Its old name of Rhodesia derived from Cecil J. Rhodes, one of the main architects of British imperial expansionism in southern Africa, while the new one, sanctioned with the acquisition of independence, recalls an ancient and powerful African kingdom, of which the grandiose granite constructions known as the ruins of Zimbabwe remain as testimony. Thanks to the support of the neighboring Republic of South Africa, the racist statepar excellence, the logic of the supremacy of the white race that guided the action of colonialists such as Cecil J. Rhodes at the end of the last century managed to perpetuate itself until 1980 (the year of the proclamation of the republic), moreover with less and less international credibility and support. Since 1965, the year of independence, Zimbabwe has become a model country of economic dynamism for the whole of Africa. Starting from the last years of the century. XX, however, the country is going through a heavy humanitarian crisis: the most basic social services are in increasing decline, the school dropout rate has soared, the government no longer finances vaccinations, chronic malnutrition is now widespread, malaria is out check. The origins of this current crisis are to be found in a range of concomitant causes:
Almost two thirds of the country’s surface falls within the Zambezi drainage basin, the great river that delimits its northern border; it receives numerous tributaries from the central section, oriented mainly from SE to NW: the two most important are the Gwayi and the Sanyati (formerly Umniati), which contribute to the water supply of the large artificial lake of Kariba (approx. 5300 km²), on the Zambezi, on the border between Zimbabwe and Zambia. Also on the border line at the western edge of the country, the Zambezi forms the famous waterfalls Victoria (Victoria Falls), with a jump of 122 m and a spectacular front of approx. 1600 meters. AW a limited portion of the territory is drained by the Nata / Manzamvyama river, which heads towards the internal depression of the Kalahari, where it disperses its waters in the aforementioned Makgadikgadi swamp. As can be seen, the great rivers of southern Africa affect the country almost marginally; they also do not generally have a significant geographical function, as they flow mainly embedded in the plateaus and are only partially navigable during the rainy season. Visit healthinclude.com for Zimbabwe travel guide.

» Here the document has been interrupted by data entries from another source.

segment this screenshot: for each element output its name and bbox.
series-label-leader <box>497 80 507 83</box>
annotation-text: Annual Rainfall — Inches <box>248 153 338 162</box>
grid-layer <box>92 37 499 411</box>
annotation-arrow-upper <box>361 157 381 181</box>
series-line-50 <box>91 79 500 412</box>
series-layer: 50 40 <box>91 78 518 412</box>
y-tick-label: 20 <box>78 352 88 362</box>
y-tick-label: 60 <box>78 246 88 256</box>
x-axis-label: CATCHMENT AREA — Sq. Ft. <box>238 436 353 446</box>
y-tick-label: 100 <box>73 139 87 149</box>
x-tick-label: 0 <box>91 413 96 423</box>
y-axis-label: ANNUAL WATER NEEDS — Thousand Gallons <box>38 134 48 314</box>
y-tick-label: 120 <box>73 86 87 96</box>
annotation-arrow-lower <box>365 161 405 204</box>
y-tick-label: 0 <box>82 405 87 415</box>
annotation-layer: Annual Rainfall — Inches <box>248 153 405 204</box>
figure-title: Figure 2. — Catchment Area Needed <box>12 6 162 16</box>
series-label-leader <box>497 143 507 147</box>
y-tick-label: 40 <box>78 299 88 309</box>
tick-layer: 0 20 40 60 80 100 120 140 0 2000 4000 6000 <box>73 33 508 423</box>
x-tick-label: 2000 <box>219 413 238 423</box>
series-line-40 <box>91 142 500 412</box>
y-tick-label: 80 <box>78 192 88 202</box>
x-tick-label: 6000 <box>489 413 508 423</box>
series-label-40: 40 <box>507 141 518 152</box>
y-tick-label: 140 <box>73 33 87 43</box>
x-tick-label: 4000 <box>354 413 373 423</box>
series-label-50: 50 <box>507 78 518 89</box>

Most of the territory is covered by a sparse forest, the so – called tree-veld, or by a wooded savannah, with a predominance of acacias and baobabs in the less rainy areas and of deciduous tree species; the xerophilous species are particularly widespread in the western section, while the gallery forest develops on the sides of the main watercourses. The prairies they appear in the most humid areas. The natural landscape has been profoundly modified on the south-eastern side by the intervention of the whites with the creation of plantations; the arrival of the Europeans also had serious repercussions for the fauna, which suffered a significant reduction due to indiscriminate hunting. Only in fairly recent times has adequate legislation been introduced to protect the fauna (for example, the lion has almost disappeared) and large areas have been allocated to national parks, botanical and natural reserves (15.8% of the territory is protected); the largest is Hwange National Park (formerly Wankie; 13,595 km²), on the border with Botswana. Animals living in the country include elephants, buffaloes, lions, cheetahs, hyenas, jackals, monkeys and antelopes. Small herds of black and white rhinos still live in Zimbabwe, now rare throughout the African continent. Population growth and over-exploitation of land are the cause of deforestation and soil depletion. In addition, poaching is seriously endangering some species of wild animals. L’ UNESCO has declared two areas as World Heritage Sites: Mana Pools National Park, Sapi and Chewore Safari Areas (1984) and Mosi-oa-Tunya / Victoria Falls (1989).